I am a lousy journal keeper -- we'll just get that right out in the open. Lousy, as in maybe five entries a year since the day I got married. Lousy, as in one entry per infanthood per child. I'm not proud of it; every new baby brings new resolve to dig in and chronicle their fascinating and beautiful lives. But the resolve somehow immediately dissolves in the face of sleep deprivation on my part and the need to be deeply snuggled on theirs. I'm so caught up in living this mothering life that I neglect to imprint it onto some page somewhere.
But the Funny Book I have kept religiously.
I'm not sure what it says about me that the only thing I can't help but keep track of are all the goofy and quirky things my kids say. But keep them I do -- we're now on Volume Two. The Funny Book is bedtime book of choice around here (or in the car book or over lunch book or bored kids book), which made it the obvious dialogue to accompany our photo collection. The Blurb book I made was of the year 2006 -- every spread (or two or three) a collection of photos from a different month with all the accompanying sayings. And I have to say that it cracks me up and makes me cry every time I look through it.

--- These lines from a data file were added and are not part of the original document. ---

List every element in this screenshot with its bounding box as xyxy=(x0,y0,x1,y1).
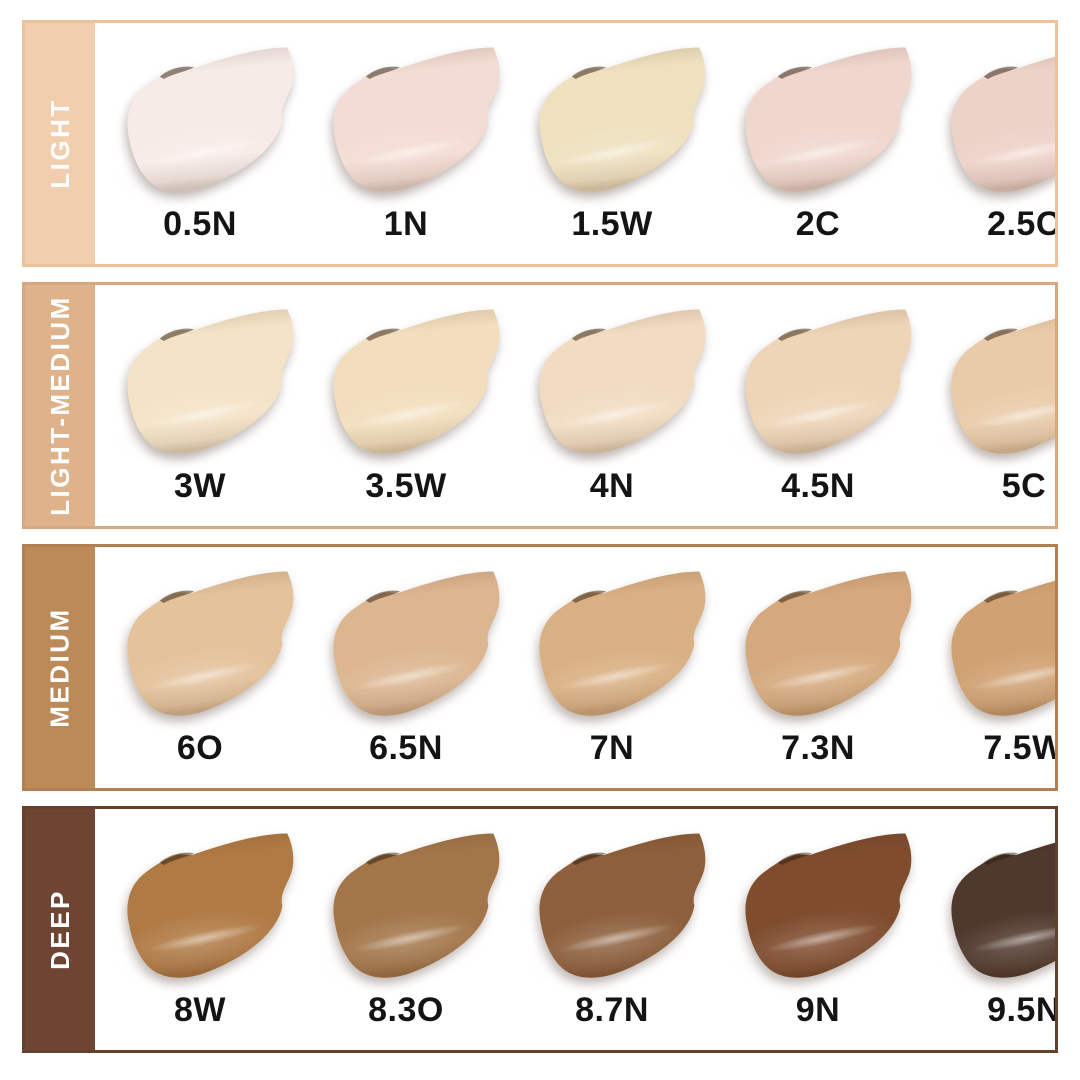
smear-swatch xyxy=(519,47,706,205)
swatch-cell: 8.7N xyxy=(509,809,715,1050)
swatch-grid: 3W 3.5W 4N 4.5N 5C xyxy=(95,285,1055,526)
row-label: DEEP xyxy=(44,889,75,970)
shade-label: 9N xyxy=(795,991,841,1029)
shade-label: 1N xyxy=(383,205,429,243)
swatch-cell: 3.5W xyxy=(303,285,509,526)
swatch-cell: 3W xyxy=(97,285,303,526)
shade-label: 7N xyxy=(589,729,635,767)
smear-swatch xyxy=(313,309,500,467)
smear-swatch xyxy=(107,833,294,991)
swatch-grid: 0.5N 1N 1.5W 2C 2.5C xyxy=(95,23,1055,264)
swatch-cell: 4N xyxy=(509,285,715,526)
smear-swatch xyxy=(725,833,912,991)
shade-row-medium: MEDIUM 6O 6.5N 7N 7.3N 7.5W xyxy=(22,544,1058,791)
shade-label: 7.5W xyxy=(983,729,1055,767)
swatch-cell: 8W xyxy=(97,809,303,1050)
swatch-cell: 1N xyxy=(303,23,509,264)
swatch-cell: 4.5N xyxy=(715,285,921,526)
shade-label: 9.5N xyxy=(987,991,1055,1029)
shade-label: 8.3O xyxy=(368,991,444,1029)
shade-label: 6O xyxy=(176,729,224,767)
shade-label: 4.5N xyxy=(781,467,855,505)
smear-swatch xyxy=(313,833,500,991)
swatch-grid: 6O 6.5N 7N 7.3N 7.5W xyxy=(95,547,1055,788)
smear-swatch xyxy=(725,571,912,729)
smear-swatch xyxy=(107,309,294,467)
swatch-cell: 6.5N xyxy=(303,547,509,788)
smear-swatch xyxy=(519,571,706,729)
smear-swatch xyxy=(107,571,294,729)
swatch-cell: 5C xyxy=(921,285,1055,526)
shade-label: 4N xyxy=(589,467,635,505)
shade-label: 7.3N xyxy=(781,729,855,767)
swatch-cell: 7.3N xyxy=(715,547,921,788)
swatch-cell: 7N xyxy=(509,547,715,788)
smear-swatch xyxy=(931,833,1055,991)
swatch-cell: 9.5N xyxy=(921,809,1055,1050)
smear-swatch xyxy=(931,309,1055,467)
swatch-cell: 1.5W xyxy=(509,23,715,264)
swatch-cell: 2C xyxy=(715,23,921,264)
row-sidebar: DEEP xyxy=(25,809,95,1050)
row-sidebar: LIGHT-MEDIUM xyxy=(25,285,95,526)
smear-swatch xyxy=(313,571,500,729)
smear-swatch xyxy=(931,571,1055,729)
smear-swatch xyxy=(313,47,500,205)
row-label: MEDIUM xyxy=(44,607,75,728)
smear-swatch xyxy=(725,47,912,205)
shade-label: 3.5W xyxy=(365,467,447,505)
shade-row-deep: DEEP 8W 8.3O 8.7N 9N 9.5N xyxy=(22,806,1058,1053)
smear-swatch xyxy=(725,309,912,467)
shade-label: 5C xyxy=(1001,467,1047,505)
shade-label: 1.5W xyxy=(571,205,653,243)
shade-label: 8W xyxy=(174,991,226,1029)
shade-label: 8.7N xyxy=(575,991,649,1029)
swatch-cell: 9N xyxy=(715,809,921,1050)
swatch-cell: 7.5W xyxy=(921,547,1055,788)
shade-label: 2C xyxy=(795,205,841,243)
smear-swatch xyxy=(519,309,706,467)
swatch-cell: 0.5N xyxy=(97,23,303,264)
swatch-cell: 2.5C xyxy=(921,23,1055,264)
row-label: LIGHT xyxy=(44,98,75,189)
shade-label: 6.5N xyxy=(369,729,443,767)
shade-row-light-medium: LIGHT-MEDIUM 3W 3.5W 4N 4.5N 5C xyxy=(22,282,1058,529)
row-sidebar: MEDIUM xyxy=(25,547,95,788)
shade-label: 2.5C xyxy=(987,205,1055,243)
row-sidebar: LIGHT xyxy=(25,23,95,264)
row-label: LIGHT-MEDIUM xyxy=(44,295,75,516)
swatch-cell: 6O xyxy=(97,547,303,788)
swatch-grid: 8W 8.3O 8.7N 9N 9.5N xyxy=(95,809,1055,1050)
smear-swatch xyxy=(107,47,294,205)
swatch-cell: 8.3O xyxy=(303,809,509,1050)
smear-swatch xyxy=(931,47,1055,205)
smear-swatch xyxy=(519,833,706,991)
shade-row-light: LIGHT 0.5N 1N 1.5W 2C 2.5C xyxy=(22,20,1058,267)
shade-label: 3W xyxy=(174,467,226,505)
shade-label: 0.5N xyxy=(163,205,237,243)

So thanks for the reminder Lynne, to get a move on and put together books for the other years that are jamming my iphoto and enlarging the Funny Book. What with gems like these on hand, it should be a cinch:
“Lulu,” I said, whispering in her ear, “Can you say ‘Daddy, you’re so handsome’?”
“Daddy,” she said, turning and grinning, “You have PANTS ON!”
I called for Isaac to come play a game of Mille Bourne with me, but he yelled back that he couldn’t. “Lucie is snuggling with me,” he yelled. “It’s just too big of an opportunity.”
Lucie, putting on her fancy dress and a donkey costume hat.
“Real princesses have manes, don’t they mom?”
George: “At school we had to draw a picture of what we wanted to study and I said I wanted to study blood, so I drew a picture of me holding a jar full of blood, and then a calculator thing.”
“Oh no Lucie,” I said, cutting up her pancake. “It’s all gooey inside."
“That’s ok,” she replied. “I like goo. It matches my nose – the goo in my nose – and I like that.”
George, grabbing baby Lucie by the pajama sack: “She looks quite like a little raft.”
Catherine to Isaac.
“You’re taking all my stuff and it’s BLASTING ME OFF!”